Виви разливает холодный лимонад из термоса. Дети держат сандвичи на маленьких золотых коктейльных салфетках с напечатанным на них золотом «Поздравляем с десятой годовщиной. Виви и Шеп». Время от времени Виви берется за отдельный термос, где держит свою «микстуру от кашля».
Сидда устраивается поудобнее и ест сандвич. Она ждала этого момента весь день. Вкус желе и мягкого белого хлеба вызывает ощущение счастья. Она видит, как Виви откидывается на груду подушек. Как курит и смотрит в небо. Курить и смотреть в небо — любимые занятия матери. А еще она любит утренники, хорошие гамбургеры, Спринг-Крик, лежать в постели с интересной книгой, обожает наряды и вечеринки.
Сидда боготворит руки матери. Ее ногти. Красивые, скругленные на концах ногти, которые Виви усердно полирует во время телефонных разговоров.
Доев сандвич, Сидда переворачивается на живот, Виви сует руку под блузку дочери и принимается щекотать ее спину. Ее ногти идеально подходят для этого. Никто лучше матери не может пощекотать Сидде спину. Для этого нужно иметь такие же ногти, как у Виви.
Сидда положила снимок, захлопнула альбом и, выйдя в спальню, разделась. Лежа на постели, она рассматривала свой живот. Даже после сандвича он остался плоским. Лонные кости по-прежнему выпирали с обеих сторон. Богу известно, как она трудилась для того, чтобы остаться в форме.
Сидда медленно провела рукой по впалому животу. Впервые за всю взрослую жизнь вид этой части тела не доставил ей удовольствия. Она вдруг еще острее почувствовала себя одинокой, ненужной, словно одна из тех женщин, которые больше наслаждаются сборами, чем самим путешествием.
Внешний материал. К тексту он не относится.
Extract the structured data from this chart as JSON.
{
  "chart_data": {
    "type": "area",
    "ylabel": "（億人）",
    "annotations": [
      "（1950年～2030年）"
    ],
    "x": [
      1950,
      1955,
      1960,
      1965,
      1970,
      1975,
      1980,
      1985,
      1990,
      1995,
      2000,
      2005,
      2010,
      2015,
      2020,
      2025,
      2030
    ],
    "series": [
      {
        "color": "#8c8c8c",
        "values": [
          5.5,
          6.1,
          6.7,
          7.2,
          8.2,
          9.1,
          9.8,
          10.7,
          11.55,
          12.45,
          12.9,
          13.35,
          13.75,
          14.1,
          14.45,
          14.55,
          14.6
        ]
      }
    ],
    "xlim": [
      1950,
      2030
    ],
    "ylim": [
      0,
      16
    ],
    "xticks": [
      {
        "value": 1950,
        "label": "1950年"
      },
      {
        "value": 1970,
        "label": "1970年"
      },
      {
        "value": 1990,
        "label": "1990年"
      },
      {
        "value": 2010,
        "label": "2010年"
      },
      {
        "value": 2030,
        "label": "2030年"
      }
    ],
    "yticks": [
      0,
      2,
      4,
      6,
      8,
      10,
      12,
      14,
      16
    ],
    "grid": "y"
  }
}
Она снова подумала о снимке. Он был сделан примерно в то время, когда мать послала первоклассника Бейлора на урок «Шоу энд телл» со своим поясом для подвязок, в результате чего директриса позвонила домой и потребовала, чтобы Виви поговорила с преподавательницей Бейлора. Виви насмерть разругалась с монахиней и в расстройстве врезалась в статую Младенца Христа Пражского, стоявшую неподалеку от церковной автостоянки.
К вечеру Уокеры очутились в доме Каро. Виви была не в настроении. Но бурбон лился рекой, и Каро подавала большие миски жаркого с соусом чили. Виви, сидевшая перед огнем, рассказала всю историю, переходя от слез к смеху под всепрощающим взглядом Каро. Кончилось тем, что женщины стали учить детей танцевать ча-ча-ча, поставив на стереопроигрыватель пластинку с инструкциями. Сидда вспомнила, как танцевала в модно обставленной гостиной с овальноизогнутым журнальным столиком и камином в виде черной дымовой трубы.
— Послушайте, дети, — объявила Виви. — Я сбила статую Младенца Иисуса Пражского. Но никто не должен знать об этом, кроме нас. Это секрет.
«Раз-два-три, ча-ча-ча. И это не единственный секрет, который мы сохранили. Нас могли подкупать и пытать, но мы не выдавали твоих секретов, мама. Есть вещи, которые ты никогда не сможешь показать всем. И описать».